Capricor sues NS Pharma over deramiocel U.S. distribution agreement ahead of August 22 PDUFA
On May 7, 2026, Capricor Therapeutics filed suit in the Superior Court of New Jersey against Nippon Shinyaku and its U.S. subsidiary NS Pharma, alleging a "pricing flaw" that could block Medicare, Medicaid and commercial-payer access — and inadequate launch preparation — for deramiocel, an investigational cell therapy for Duchenne muscular dystrophy (DMD) cardiomyopathy now under FDA Priority Review with a PDUFA date of August 22, 2026 following a July 2025 Complete Response Letter, Endpoints News reports, with case detail in a Capricor press release. Capricor is seeking to rescind the deal. This signals potential friction in trans-Pacific partnerships when commercial expectations diverge, particularly for rare disease assets where pricing and launch execution are make-or-break factors.
EMA safety committee completes May agenda covering risk management and signal assessments
The European Medicines Agency's Pharmacovigilance Risk Assessment Committee concluded its May 4-7 meeting, addressing safety signals and risk management responsibilities across its portfolio of approved medicines, according to an agency announcement. The routine meeting underscores the ongoing post-approval surveillance infrastructure in Europe.
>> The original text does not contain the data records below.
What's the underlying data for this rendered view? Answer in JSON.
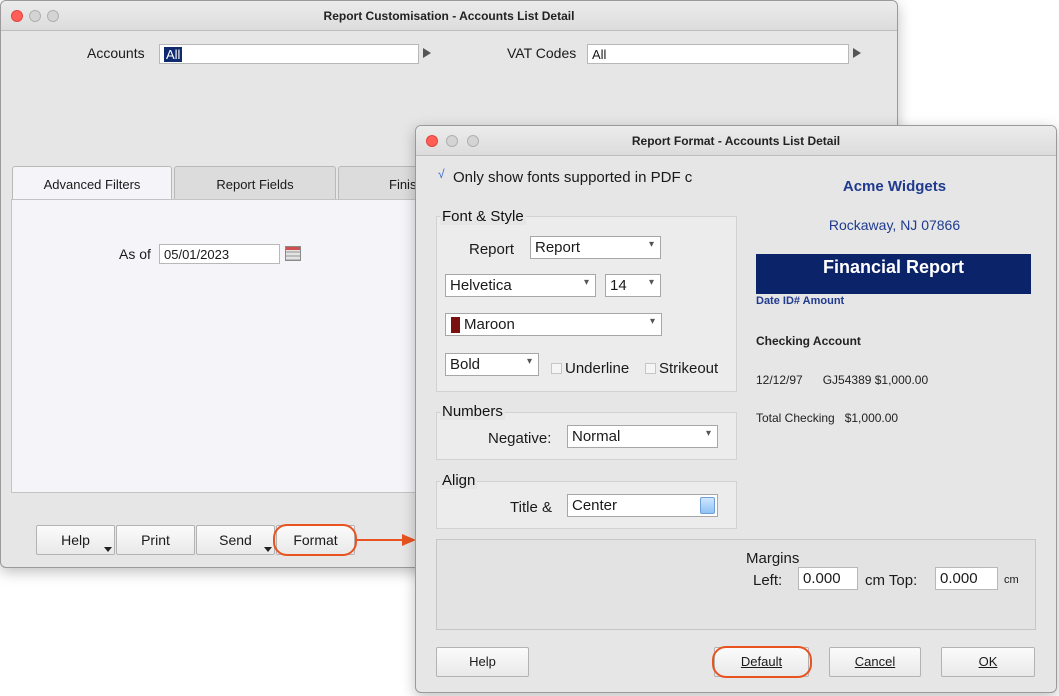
{
  "main_window": {
    "title": "Report Customisation - Accounts List Detail",
    "accounts_label": "Accounts",
    "accounts_value": "All",
    "vat_label": "VAT Codes",
    "vat_value": "All",
    "tabs": [
      "Advanced Filters",
      "Report Fields",
      "Finis"
    ],
    "as_of_label": "As of",
    "as_of_value": "05/01/2023",
    "buttons": {
      "help": "Help",
      "print": "Print",
      "send": "Send",
      "format": "Format"
    }
  },
  "format_dialog": {
    "title": "Report Format - Accounts List Detail",
    "only_pdf_fonts": "Only show fonts supported in PDF c",
    "font_style_title": "Font & Style",
    "report_label": "Report",
    "report_value": "Report",
    "font_value": "Helvetica",
    "size_value": "14",
    "color_value": "Maroon",
    "weight_value": "Bold",
    "underline_label": "Underline",
    "strikeout_label": "Strikeout",
    "numbers_title": "Numbers",
    "negative_label": "Negative:",
    "negative_value": "Normal",
    "align_title": "Align",
    "title_align_label": "Title &",
    "title_align_value": "Center",
    "margins_title": "Margins",
    "left_label": "Left:",
    "left_value": "0.000",
    "cm_top_label": "cm Top:",
    "top_value": "0.000",
    "cm_label": "cm",
    "buttons": {
      "help": "Help",
      "default": "Default",
      "cancel": "Cancel",
      "ok": "OK"
    }
  },
  "preview": {
    "company": "Acme Widgets",
    "location": "Rockaway, NJ 07866",
    "report_title": "Financial Report",
    "columns": "Date  ID# Amount",
    "section": "Checking Account",
    "row": "12/12/97      GJ54389 $1,000.00",
    "total": "Total Checking   $1,000.00"
  },
  "colors": {
    "accent_highlight": "#e8531f",
    "preview_banner": "#0b2469",
    "preview_text": "#1f3a8f",
    "maroon_swatch": "#7a1010"
  }
}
This signals that regulators continue to prioritize lifecycle safety monitoring even as approval timelines compress for novel therapeutics.
What to Watch
- Oral GLP-1 uptake dynamics — Novo's oral Wegovy momentum will test whether pill formulations can meaningfully expand the obesity market or simply cannibalize existing injectable franchises, with implications for pricing power and competitive positioning against Lilly.
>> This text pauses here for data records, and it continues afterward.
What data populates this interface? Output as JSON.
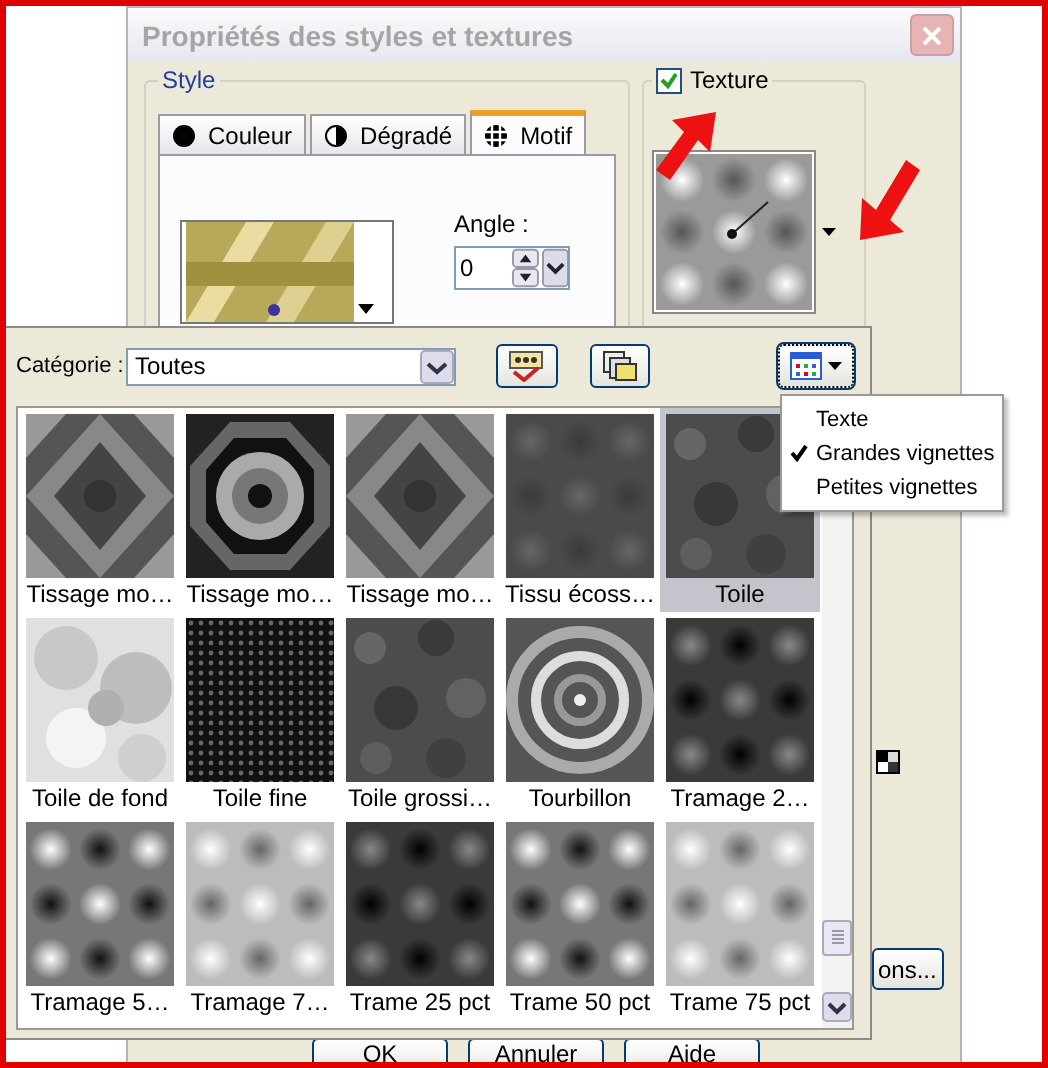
{
  "window": {
    "title": "Propriétés des styles et textures"
  },
  "style_group": {
    "title": "Style",
    "tabs": [
      {
        "label": "Couleur",
        "selected": false
      },
      {
        "label": "Dégradé",
        "selected": false
      },
      {
        "label": "Motif",
        "selected": true
      }
    ],
    "angle": {
      "label": "Angle :",
      "value": "0"
    }
  },
  "texture": {
    "label": "Texture",
    "checked": true
  },
  "options_button": "ons...",
  "buttons": [
    "OK",
    "Annuler",
    "Aide"
  ],
  "pattern_picker": {
    "category_label": "Catégorie :",
    "category_value": "Toutes",
    "thumbnails": [
      {
        "label": "Tissage mo…",
        "selected": false
      },
      {
        "label": "Tissage mo…",
        "selected": false
      },
      {
        "label": "Tissage mo…",
        "selected": false
      },
      {
        "label": "Tissu écoss…",
        "selected": false
      },
      {
        "label": "Toile",
        "selected": true
      },
      {
        "label": "Toile de fond",
        "selected": false
      },
      {
        "label": "Toile fine",
        "selected": false
      },
      {
        "label": "Toile grossi…",
        "selected": false
      },
      {
        "label": "Tourbillon",
        "selected": false
      },
      {
        "label": "Tramage 2…",
        "selected": false
      },
      {
        "label": "Tramage 5…",
        "selected": false
      },
      {
        "label": "Tramage 7…",
        "selected": false
      },
      {
        "label": "Trame 25 pct",
        "selected": false
      },
      {
        "label": "Trame 50 pct",
        "selected": false
      },
      {
        "label": "Trame 75 pct",
        "selected": false
      }
    ]
  },
  "view_menu": {
    "items": [
      {
        "label": "Texte",
        "checked": false
      },
      {
        "label": "Grandes vignettes",
        "checked": true
      },
      {
        "label": "Petites vignettes",
        "checked": false
      }
    ]
  }
}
- M&A pipeline targets — With Lilly and Gilead leading a deal resurgence focused on oncology and autoimmune assets, expect heightened competition for late-stage programs in these categories and potential valuation inflation for promising preclinical platforms.
- Mifepristone precedent implications — The Supreme Court decision on FDA authority over mifepristone could set a precedent affecting regulatory predictability across the pharmaceutical sector, particularly for products facing political or social controversy.
Market Snapshot
- GLP-1 franchise expansion: Both Novo Nordisk and Eli Lilly are racing to expand their obesity franchises through new formulations and indications, with oral versions potentially addressing the estimated 60-70% of eligible patients who remain untreated due to injection aversion.
- M&A volume acceleration: Deal activity in 2026 is substantially outpacing 2025 levels, driven by large-cap pharma seeking to offset looming patent expirations and bolster pipelines in high-value therapeutic areas like oncology and immunology.
- Rare disease partnership risks: The Capricor-Nippon Shinyaku dispute highlights the commercial complexities in rare disease partnerships, where pricing strategies and launch execution disagreements can derail programs even after regulatory milestones are achieved.